A WordPress blog is easily customized with themes. A theme affects more than the appearance or style of the blog; it also defines what information is displayed and where. In fact, once you choose a theme, you can change its appearance by editing its CSS files or using a child theme.
I chose the K2 theme for Impolite Company and blogan.net for the following reasons:
- K2 Sidebar Manager. WordPress supports widgets that display recent comments, calendars, blogrolls, etc., on your blog’s sidebar without programming or editing your theme’s files. Unfortunately, WordPress’ widget support displays the same widgets on every page of your blog.
K2 Sidebar Manager lets you control where on your blog each widget appears: the main page, individual pages, single post pages, the archives page, or even individual posts. I use K2 Sidebar Manager’s display feature to restrict my lengthy blogrolls and Google Reader shared items to the long main page.
Note: WordPress is planning to add most of K2 Sidebar Manager’s functionality. Once that happens, all themes will be able to take advantage limiting where widgets appear.
- Configurable columns. K2 can have zero to two sidebars in addition to the main content column. The width of the header and page automatically adjusts and K2 Sidebar Manager automatically supports placing widgets in these sidebars. If you want, the blog can be screen width aware and move the sidebars to the bottom of the page if a visitor’s screen width is too narrow to display the sidebars beside the main content.

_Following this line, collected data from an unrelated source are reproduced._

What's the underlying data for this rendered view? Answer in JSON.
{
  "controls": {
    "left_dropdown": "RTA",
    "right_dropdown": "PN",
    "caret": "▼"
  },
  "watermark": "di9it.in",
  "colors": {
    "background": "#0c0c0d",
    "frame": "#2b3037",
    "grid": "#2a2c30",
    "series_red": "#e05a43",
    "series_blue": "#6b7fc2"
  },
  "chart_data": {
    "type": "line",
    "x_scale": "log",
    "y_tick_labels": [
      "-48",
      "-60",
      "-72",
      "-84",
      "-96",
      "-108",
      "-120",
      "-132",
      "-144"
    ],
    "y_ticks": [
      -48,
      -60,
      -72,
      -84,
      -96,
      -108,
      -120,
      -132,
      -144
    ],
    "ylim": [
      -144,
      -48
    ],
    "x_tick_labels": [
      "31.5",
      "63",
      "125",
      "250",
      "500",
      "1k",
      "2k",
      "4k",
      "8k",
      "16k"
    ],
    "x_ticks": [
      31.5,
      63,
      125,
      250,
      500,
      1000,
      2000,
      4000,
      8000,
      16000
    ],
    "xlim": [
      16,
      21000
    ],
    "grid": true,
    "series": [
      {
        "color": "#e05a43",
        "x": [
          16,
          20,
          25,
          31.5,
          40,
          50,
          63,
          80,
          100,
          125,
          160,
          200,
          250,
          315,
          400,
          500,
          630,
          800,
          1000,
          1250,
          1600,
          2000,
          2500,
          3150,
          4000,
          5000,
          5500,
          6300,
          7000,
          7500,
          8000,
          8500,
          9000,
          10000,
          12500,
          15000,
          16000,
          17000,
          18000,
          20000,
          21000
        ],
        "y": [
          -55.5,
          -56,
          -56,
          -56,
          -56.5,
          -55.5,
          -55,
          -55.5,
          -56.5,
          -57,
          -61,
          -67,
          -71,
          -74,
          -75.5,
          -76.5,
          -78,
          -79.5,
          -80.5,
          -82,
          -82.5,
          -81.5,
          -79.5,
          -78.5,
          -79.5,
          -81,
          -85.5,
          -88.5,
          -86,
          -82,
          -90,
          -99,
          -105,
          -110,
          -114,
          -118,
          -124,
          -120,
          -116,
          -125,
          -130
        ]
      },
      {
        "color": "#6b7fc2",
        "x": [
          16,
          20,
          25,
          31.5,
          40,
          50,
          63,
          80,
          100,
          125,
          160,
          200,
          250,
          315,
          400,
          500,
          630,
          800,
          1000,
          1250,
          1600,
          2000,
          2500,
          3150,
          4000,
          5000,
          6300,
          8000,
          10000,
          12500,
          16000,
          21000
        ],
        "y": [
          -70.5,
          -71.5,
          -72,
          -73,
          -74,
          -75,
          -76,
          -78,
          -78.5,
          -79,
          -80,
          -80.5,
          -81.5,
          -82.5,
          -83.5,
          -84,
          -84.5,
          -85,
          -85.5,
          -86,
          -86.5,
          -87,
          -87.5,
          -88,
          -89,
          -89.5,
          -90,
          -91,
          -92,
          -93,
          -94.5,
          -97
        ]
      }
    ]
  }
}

- Archives page. K2 creates an archives page that allows visitors to browse your posts by tag, category, or date. Nice!
- Page menu. When you create a WordPress page, K2 places its title in a horizontal menu in the bottom of the header. This is handy for “About” and the archives pages.
- Custom CSS file. K2 supports a custom CSS file that changes the appearance of your theme and can be selected from your K2 Options screen. It operates like the child themes mentioned above. Keeping your custom CSS separate from the core K2 files simplifies the upgrade process when a new K2 version becomes available. The custom CSS file also defines the size of your header, enabling WordPress’ header upload function to crop to the correct proportions for your blog.
My custom CSS file changes my colors, background images, fonts, link styles, and supports some plugins. I also use it to unclutter my blog by hiding some extraneous icons and messages I don’t want to display.
K2 comes with two sample custom CSS files to get you started.
K2 has some other features that I’m not currently using, but you might find useful.
- Asides. K2 allows you to designate a category as an “aside.” K2 will display all posts in this category with different styling. If you choose inline asides, the post title uses a smaller font. For sidebar asides (which uses K2 Sidebar Manager), the an aside’s title doesn’t display, just its text.
Asides are useful for short posts. For now, I use Twitter as a “microblog” and import the “tweets” into my sidebar using Twitter Tools. Josh Bancroft uses Twitter Tools to save his tweets as asides in his WordPress database and have them displayed in a sidebar.
- Advanced navigation. K2’s advanced navigation is an AJAX capability that can load older posts without having to reload the entire page. I go back and forth as to whether I like it. I’m not using it right now.
- AJAX commenting. When someone leaves a new comment, AJAX commenting displays it at the bottom of the list of comments without reloading the entire page.
- Live search. Live search displays search results as someone start entering letters in the search box.
What theme did you choose and why?
Next up, content plugins.
Update 10/1/08. The latest K2 nightly build now supports threaded comments, but no longer supports AJAX commenting.